SEOUL, South Korea—Heavy investments by new parent Heung Ah Corp. in struggling Woosung Tire Corp. are starting to pay off for the South Korean tire maker. Woosung's debt-to-equity ratio has been slashed to below 100 percent, and the company reported profits of $3.6 million in the first six months of 1999—the first net earnings in nearly a decade, company officials said.
Woosung's reviving fortunes may be aided further if Heung Ah, the world's largest inner tube maker, can forge a technical assistance agreement with a foreign company.
Heung Ah is not looking for capital participation, but hinted at the possibility of signing an original equipment agreement should a strategic alliance be formed, a financial spokesperson said.
Two capital infusions by Heung Ah since the May takeover were conducive to Woosung being released from court control, and its stock prices have the potential of rising 50 to 100 percent, analysts said.

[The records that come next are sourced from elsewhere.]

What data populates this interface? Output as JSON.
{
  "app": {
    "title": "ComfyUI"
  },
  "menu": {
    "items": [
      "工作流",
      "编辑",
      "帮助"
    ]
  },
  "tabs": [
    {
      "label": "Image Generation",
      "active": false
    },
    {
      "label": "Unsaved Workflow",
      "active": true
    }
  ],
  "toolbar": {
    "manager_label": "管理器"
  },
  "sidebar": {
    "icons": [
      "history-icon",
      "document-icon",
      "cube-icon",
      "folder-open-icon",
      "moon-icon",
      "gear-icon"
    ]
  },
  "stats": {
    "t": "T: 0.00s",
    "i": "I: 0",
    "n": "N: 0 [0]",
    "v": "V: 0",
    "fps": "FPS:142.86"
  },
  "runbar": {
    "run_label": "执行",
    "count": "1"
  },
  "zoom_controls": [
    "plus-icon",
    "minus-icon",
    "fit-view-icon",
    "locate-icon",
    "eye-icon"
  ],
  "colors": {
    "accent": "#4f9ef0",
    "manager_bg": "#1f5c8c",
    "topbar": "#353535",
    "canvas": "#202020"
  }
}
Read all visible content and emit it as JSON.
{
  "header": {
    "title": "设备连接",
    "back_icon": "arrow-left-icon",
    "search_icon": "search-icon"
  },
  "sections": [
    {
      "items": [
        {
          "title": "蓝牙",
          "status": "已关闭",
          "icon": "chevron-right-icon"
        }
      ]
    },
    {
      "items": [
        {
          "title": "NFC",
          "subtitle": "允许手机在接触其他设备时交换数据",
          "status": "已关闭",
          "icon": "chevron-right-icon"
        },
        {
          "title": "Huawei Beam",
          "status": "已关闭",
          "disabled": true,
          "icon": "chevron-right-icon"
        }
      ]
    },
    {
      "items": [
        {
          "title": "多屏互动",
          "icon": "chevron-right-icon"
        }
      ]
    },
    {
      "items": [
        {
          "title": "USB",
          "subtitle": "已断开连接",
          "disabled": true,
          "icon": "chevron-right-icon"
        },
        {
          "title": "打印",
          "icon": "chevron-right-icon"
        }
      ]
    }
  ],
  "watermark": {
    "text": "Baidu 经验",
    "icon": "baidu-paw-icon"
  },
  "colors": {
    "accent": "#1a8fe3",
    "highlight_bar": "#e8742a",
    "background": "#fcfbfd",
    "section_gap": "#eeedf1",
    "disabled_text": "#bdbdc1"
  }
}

Woosung derives about 80 percent of its sales from exports. It has about a 10-percent share of the South Korean domestic market. Kumho Tire Co. Ltd. and Hankook Tire Co. Ltd. dominate that market with 40-percent shares each.
Besides inner tubes, Heung Ah makes and exports golf balls, recycled tires and solid tires for forklifts and heavy-duty equipment. Its sales revenues totaled $100 million last year with net profits of $11 million.
Heung Ah owns a 60.7-percent share of Woosung, with a U.S. investment company holding a 20.2-percent share.